Part of the reason I don't enjoy going is I hear some of the things the girls talk about and I just want to scream. It's like high school all over again. I don't need a sequel to my high school years, but thanks for asking. Maybe I need to learn to be a tad more tolerant of people's personalities...heaven knows I've had my fair share of people who didn't appreciate mine. Ah...sometimes it's just really hard....oh well...I guess I've just got to learn to suck it up.

Church:

    I'm sure you all are wondering "what could she possibly have to say about church?" Well let me enlighten you. I love going to church. Love it. I don't always love the people though. I've lost track of how many times I've been asked if I was planning on getting married anytime soon. Yeah, let me jump on that because I have sooo many options I just have to pick one. Syke! Seriously I'm 22 I have PLENTY of time to get married, but I guess because I wasn't eager to get married when I was 18 being 22 and unmarried makes me a spinster? Eh whatever. The church is true...sometimes though the people are a little weird.


Sometimes things happen in my life where I just sit at the pothole I tripped over and wonder why it was placed in my path. The latest pothole (granted it's only been a day) I think I'm going to be stuck on for a little while. This one was big, big enough to twist my ankle, hit my head and then forget which way was up. I know I'll get over it, but right now it's a little too raw and I have some many things running through my head that I don't know if I'd be able to get them out and actually make it make any sense. Who knows I'll figure it out eventually, but for right now I just want to be mad/hurt.


I didn't sleep like at all last night so if this make no sense at least you know it's due to lack of sleep.

Monday, April 4, 2011

Why yes Professor I am paying attention....

Well sort of. :) I tend to only do this when I'm extremely bored or just can't focus in class. Today is one of those days. I can not get my brain to wrap around some of the ideas (crazy ideas) my professor is discussing.
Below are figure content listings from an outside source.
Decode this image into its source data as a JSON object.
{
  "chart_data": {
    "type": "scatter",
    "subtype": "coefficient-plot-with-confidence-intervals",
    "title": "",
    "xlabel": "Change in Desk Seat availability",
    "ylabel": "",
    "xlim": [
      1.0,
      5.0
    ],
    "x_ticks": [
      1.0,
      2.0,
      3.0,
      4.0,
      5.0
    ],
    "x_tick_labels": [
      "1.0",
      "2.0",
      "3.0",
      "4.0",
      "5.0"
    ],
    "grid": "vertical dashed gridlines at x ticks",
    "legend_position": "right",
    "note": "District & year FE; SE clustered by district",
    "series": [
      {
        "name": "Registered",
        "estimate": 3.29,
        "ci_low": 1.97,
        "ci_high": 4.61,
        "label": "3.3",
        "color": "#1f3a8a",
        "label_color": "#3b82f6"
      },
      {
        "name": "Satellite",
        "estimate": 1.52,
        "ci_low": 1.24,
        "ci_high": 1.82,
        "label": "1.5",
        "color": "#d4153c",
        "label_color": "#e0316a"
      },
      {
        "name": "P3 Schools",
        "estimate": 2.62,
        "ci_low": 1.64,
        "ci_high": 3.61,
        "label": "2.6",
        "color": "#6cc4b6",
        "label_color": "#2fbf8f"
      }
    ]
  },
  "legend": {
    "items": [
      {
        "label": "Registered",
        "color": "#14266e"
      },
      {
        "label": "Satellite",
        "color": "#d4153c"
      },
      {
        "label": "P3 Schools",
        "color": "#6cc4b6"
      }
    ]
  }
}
Needless to say I tuned out and started doing this.

Life sure has been crazy lately, but a good crazy. The besties and I have been discussing some things that would change our lives. Haha nothing dramatic, although I totally made it sound that way. Oops!
We've been talking about moving out for a little while and now we've made it our goal to have an apartment by the end of the year. It's exciting to take some steps toward being on my own, but at the same time it's a little scary. It will be good though...I couldn't ask for better people to room with.

Conference weekend has come and gone. I must say I love conference so much! I had a lot of things that I was trying to come to terms with or find the answers to and every single thing was hit during conference. Those men and women are truly inspired. My favorite talk though was from Elder Scott. I love to hear that man talk about his wife. It's so sweet that you can still see just how much he loves her still. I know everyone gets tired of the marriage talks, but his was one of the best. I may or may not have started tearing up when he said that even if we feel like things are not possible...all things are possible through our Father in Heaven. I just loved his talk so much. I feel a lot better after conference and like I'm ready to face whatever life has in store for me with the sure knowlegde that I am a daughter of God and He loves me.

I must admit it's times like this though when I really miss one of my dear friends who is serving a mission. I miss just having random conversations and sometimes very serious conversations. Although with her letters she still makes me see things that I haven't even thought of and I find a lot of strength in her letters. I'm extremely grateful for those. They always seem to come at the right times, even though you can't see this for a while thanks Jess.

Well that was an hour and half well spent. Class is over now. YAY!